The major reason no one wants to take risks with recycling EVs is the batteries. As of now it is very hard to dispose of batteries. Battery fires have been a major concern ever since.

Currently batteries are often shipped off to other nations such as Thailand and the Philippines where they are left to deteriorate in the open landfills, leading to further toxification of the environment.
As the interest in Electric Vehicles is constantly increasing we will very soon have a proper way to recycle or reuse the batteries or their constituents to reduce the environmental footprint.

The Internal Combustion vehicles have been there for ages. They can be ripped to a single bolt very easily. Every part of a vehicle can be recycled and reused.

Hence, until further technological advancements in recycling of batteries EV’s remain a potential threat to the environment.

EV — 2

ICE — 2

Since the scores are identical for both sides but, the electric vehicles are having a clear environmental and economic advantage over conventional IC Engine-powered vehicles. With further advancements in technology EV’s will turn out to be much greener than today.

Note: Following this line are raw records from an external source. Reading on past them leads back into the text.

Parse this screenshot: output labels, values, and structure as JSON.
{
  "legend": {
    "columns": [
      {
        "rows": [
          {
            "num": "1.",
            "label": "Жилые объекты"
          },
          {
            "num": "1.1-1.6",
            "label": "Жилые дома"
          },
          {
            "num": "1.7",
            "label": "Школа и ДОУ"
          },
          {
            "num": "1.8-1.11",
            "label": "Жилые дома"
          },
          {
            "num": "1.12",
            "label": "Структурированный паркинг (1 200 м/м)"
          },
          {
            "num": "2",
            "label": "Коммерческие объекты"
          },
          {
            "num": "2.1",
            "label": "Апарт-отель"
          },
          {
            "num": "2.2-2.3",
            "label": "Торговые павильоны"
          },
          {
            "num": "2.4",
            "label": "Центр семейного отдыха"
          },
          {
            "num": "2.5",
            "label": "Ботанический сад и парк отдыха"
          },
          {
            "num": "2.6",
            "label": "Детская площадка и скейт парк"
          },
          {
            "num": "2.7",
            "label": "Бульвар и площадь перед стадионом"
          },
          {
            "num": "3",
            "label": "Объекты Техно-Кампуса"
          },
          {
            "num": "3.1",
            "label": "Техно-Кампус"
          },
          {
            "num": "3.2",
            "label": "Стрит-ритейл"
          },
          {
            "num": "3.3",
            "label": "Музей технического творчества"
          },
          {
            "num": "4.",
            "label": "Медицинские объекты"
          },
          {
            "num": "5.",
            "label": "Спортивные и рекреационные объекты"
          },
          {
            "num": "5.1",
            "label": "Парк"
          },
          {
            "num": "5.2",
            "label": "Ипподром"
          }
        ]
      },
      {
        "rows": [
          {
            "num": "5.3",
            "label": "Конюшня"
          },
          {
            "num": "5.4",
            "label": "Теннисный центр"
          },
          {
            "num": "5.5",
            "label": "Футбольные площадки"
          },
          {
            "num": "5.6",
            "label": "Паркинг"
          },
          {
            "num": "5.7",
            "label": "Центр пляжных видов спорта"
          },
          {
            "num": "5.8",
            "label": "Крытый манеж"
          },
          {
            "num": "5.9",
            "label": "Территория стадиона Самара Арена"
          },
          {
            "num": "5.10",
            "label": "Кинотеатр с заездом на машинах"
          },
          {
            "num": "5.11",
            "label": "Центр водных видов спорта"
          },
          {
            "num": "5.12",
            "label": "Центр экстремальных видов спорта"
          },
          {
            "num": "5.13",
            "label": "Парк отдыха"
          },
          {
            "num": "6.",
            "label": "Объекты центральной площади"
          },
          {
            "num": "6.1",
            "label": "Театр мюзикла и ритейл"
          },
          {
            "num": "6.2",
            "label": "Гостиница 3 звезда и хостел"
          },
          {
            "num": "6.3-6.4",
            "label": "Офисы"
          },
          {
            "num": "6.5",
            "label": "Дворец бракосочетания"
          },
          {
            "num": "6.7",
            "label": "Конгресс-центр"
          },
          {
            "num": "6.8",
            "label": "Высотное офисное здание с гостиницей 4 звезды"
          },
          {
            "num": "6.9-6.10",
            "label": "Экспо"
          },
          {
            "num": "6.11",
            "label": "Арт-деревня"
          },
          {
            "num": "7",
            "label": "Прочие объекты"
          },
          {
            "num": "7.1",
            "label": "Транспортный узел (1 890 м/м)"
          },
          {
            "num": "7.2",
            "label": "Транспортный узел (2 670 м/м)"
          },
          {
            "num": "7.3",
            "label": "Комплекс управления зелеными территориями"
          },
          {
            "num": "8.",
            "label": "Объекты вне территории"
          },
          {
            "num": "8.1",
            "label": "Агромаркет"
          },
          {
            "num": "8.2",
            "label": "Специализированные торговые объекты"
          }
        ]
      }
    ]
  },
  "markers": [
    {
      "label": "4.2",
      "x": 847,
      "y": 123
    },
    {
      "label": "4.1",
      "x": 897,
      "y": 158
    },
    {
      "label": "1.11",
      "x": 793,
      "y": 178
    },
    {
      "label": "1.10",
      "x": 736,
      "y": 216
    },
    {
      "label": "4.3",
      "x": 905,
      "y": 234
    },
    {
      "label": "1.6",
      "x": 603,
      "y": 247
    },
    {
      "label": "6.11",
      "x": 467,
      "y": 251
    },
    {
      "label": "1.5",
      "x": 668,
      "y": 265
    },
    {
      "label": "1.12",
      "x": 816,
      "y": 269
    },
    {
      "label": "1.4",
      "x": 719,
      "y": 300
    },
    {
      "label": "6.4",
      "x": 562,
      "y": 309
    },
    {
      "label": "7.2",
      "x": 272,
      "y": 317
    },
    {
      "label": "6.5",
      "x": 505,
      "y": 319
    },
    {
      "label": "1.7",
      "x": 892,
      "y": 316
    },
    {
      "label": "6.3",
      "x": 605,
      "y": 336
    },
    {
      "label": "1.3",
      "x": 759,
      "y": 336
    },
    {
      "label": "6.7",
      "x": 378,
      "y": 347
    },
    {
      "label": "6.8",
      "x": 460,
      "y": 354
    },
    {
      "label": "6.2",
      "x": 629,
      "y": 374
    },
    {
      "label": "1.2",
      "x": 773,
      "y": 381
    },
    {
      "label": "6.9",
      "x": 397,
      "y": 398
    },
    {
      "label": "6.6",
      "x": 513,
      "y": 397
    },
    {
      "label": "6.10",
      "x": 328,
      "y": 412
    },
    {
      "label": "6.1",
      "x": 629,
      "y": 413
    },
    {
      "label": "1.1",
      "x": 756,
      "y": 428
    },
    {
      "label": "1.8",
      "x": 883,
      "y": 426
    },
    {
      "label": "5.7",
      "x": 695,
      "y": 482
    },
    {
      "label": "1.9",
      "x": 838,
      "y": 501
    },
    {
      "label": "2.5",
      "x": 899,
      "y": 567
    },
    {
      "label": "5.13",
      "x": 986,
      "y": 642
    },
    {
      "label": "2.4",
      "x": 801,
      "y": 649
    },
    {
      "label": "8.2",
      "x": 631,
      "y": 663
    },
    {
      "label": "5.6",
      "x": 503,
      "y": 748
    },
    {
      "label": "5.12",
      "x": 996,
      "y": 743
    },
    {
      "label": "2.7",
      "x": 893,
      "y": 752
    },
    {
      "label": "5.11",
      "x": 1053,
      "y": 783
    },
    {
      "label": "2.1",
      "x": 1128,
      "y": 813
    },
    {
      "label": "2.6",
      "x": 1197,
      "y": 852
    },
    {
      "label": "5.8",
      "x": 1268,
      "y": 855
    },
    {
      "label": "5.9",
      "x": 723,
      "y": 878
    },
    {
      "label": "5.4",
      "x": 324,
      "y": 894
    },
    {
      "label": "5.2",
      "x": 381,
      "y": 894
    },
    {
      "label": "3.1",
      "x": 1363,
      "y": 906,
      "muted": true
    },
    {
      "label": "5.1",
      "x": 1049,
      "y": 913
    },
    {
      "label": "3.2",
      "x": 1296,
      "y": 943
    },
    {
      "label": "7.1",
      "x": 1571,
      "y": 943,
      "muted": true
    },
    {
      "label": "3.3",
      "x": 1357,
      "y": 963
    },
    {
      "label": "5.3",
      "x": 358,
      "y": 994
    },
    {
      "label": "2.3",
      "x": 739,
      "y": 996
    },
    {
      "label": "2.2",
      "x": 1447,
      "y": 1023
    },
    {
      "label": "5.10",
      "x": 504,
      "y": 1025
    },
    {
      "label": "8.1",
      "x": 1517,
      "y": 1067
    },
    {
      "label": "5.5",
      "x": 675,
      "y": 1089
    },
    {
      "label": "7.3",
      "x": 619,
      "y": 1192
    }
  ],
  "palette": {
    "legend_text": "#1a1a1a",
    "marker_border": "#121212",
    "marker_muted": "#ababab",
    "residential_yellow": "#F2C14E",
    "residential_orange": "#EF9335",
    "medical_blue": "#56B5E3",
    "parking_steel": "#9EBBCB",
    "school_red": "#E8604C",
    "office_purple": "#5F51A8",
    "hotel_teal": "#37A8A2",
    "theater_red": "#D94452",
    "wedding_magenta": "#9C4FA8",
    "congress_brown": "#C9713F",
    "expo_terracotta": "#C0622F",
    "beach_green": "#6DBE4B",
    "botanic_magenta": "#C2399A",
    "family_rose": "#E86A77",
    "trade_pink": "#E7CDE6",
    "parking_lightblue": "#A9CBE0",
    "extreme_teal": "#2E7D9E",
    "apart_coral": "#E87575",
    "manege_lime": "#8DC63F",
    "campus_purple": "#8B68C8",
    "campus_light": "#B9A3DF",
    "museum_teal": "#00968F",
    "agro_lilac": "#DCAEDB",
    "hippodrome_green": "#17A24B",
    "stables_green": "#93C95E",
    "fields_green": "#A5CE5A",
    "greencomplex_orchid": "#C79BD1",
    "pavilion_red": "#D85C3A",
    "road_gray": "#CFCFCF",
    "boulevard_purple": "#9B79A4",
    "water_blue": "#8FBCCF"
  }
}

I think we could easily double the energy capacity of what we have right now. We have cells in the testing that, if you run the numbers for a thin-film cell of reasonable size, you end up with two to three times current lithium-ion cells.
But there’s more. Chromium, if we could stabilize chromium as a material for battery cathodes. I could…give you a battery with 600–700 watts per kilogram of energy capacity. — Donald Sadoway, MIT Material Science

Today there has been enormous amounts of money pumped into developing new battery technology for better electric vehicles.
We have started to see prominent results under the testing phase. If we can achieve high energy density batteries then the electric commercial flight will be a possibility very soon.

Climobil

The tool used for comparison graphics. Climobil is an interactive tool developed under project connecting for better understanding of EV adoption.